In the awake state the same activity occurs, however it is more difficult to detect and the animal must be in a resting state. Lastly, there are many environments for replay events in the awake animal. The length of the track can be short or long and still be replayed by a population of place cells.[16] In addition, replay of a single environment can occur when the animal is in that environment or in different environments.[17][18] This may show that consolidation of memory is a persistent process that may occur in several different types of environments and behavioral conditions. The robustness of the replay events indicates the importance of this process.

Preplay[edit]

As mentioned above, the sequential activation of hippocampal place cells according to their place fields may occur during rest periods before the animal is actually traversing the activated path, even if the animal has never experienced it before.[19] This suggests that hippocampal activation during rest may have a function not only in memory consolidation and retrieval, but also in planning: it contributes to the organization of the network for improving the encoding of future events.

Sensory cue for activation[edit]

Sensory stimuli can induce replay events or enhance the replay:[20] in the awake state, replay often begins from the current location and continue either forward or backward in time, and nearby locations are more likely to be the place fields of neurons exhibiting replay than far away locations. This is like cued memory retrieval, where a sensory input triggers retrieval of similar or relevant memories. The cue may even trigger a replay in a different environment, if the place cells cued represent a location in a different environment in addition to the current location of the animal.

Interaction with cortex[edit]

Several studies are beginning to understand that replay may not only occur in the hippocampus. After learning, similar replay events occurred in both the thalamus and cortex.[21] In addition, the visual cortex showed population activity that was both coordinated into discrete time regions and that it occurred simultaneously with activity in the hippocampus.[22] Concurrent re-activation in the hippocampus and cortex may demonstrate that memory consolidation requires cortical input/output to maintain a memory. This hypothesis fits well with the idea that the cortex plays an integral role in memory retrieval after consolidation occurs. Therefore, hippocampal replay may play the role of information transfer between the hippocampus and cortex, yet this idea requires further verification.

Function in memory[edit]

Hippocampal replay in the awake state has been shown [23] to correlate with performance in navigation tasks after the replay event. This suggest that replay plays a role in consolidation of memories related to spatial location,[24] although a clear causal relationship between replay and memory consolidation is still unproven.

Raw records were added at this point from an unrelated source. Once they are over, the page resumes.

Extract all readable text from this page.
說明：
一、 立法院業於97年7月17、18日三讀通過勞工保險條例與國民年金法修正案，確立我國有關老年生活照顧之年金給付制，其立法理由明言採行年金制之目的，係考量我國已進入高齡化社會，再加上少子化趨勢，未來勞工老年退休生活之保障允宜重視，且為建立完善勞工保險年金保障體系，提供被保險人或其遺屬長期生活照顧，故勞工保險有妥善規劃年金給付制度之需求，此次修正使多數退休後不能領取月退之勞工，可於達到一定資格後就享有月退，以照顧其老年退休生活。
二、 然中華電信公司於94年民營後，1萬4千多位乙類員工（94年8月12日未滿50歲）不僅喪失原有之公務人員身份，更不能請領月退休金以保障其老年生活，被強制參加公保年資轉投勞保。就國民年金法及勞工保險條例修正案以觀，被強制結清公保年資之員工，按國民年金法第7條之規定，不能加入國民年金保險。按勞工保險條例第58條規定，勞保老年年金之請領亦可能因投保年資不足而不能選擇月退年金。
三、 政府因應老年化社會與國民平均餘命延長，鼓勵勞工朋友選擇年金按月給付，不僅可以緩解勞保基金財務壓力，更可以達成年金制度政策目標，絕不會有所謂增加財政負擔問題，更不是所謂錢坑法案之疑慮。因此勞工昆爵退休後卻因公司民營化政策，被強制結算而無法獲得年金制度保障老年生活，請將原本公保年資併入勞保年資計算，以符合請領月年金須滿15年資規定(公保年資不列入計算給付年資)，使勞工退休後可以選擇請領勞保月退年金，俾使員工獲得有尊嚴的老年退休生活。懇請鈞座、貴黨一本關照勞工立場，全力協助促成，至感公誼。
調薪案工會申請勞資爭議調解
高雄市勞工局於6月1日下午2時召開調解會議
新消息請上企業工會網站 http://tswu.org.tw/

Furthermore, replay also seems to be related to memory retrieval: it is activated by cues that also trigger memory retrieval, and in situations that require it, such as planning a trajectory based on the consequences of past choices. This relationship is also still only correlative, but there are studies showing evidence for the necessity of replay in successful memory retrieval.[25]

Replay is likely to participate in both the consolidation of memories and in building a cognitive map.

In studies done to monitor the patterns of the hippocampal replay of events happening in the minds of the rats, it was discovered that they rely heavily on long term re-playable memories for their daily lives. To determine if the animals could really retain the memories scientists set up a series of episodic events (i.e. a series of tunnels, a maze, a track full of twists and turns) to visualize the neuron activity as the rat completes its round around the new surroundings. The chemogenetic activating drug clozapine N-oxide (CNO), but not vehicle, reversibly impairs episodic memory replay in rats previously injected bilaterally in the hippocampus with a recombinant viral vector containing an inhibitory designer receptor exclusively activated by a designer drug (DREADD; AAV8-hSyn-hM4Di-mCherry). By contrast, two non-episodic memory assessments are unaffected by CNO, showing selectivity of this hippocampal-dependent impairment.[26]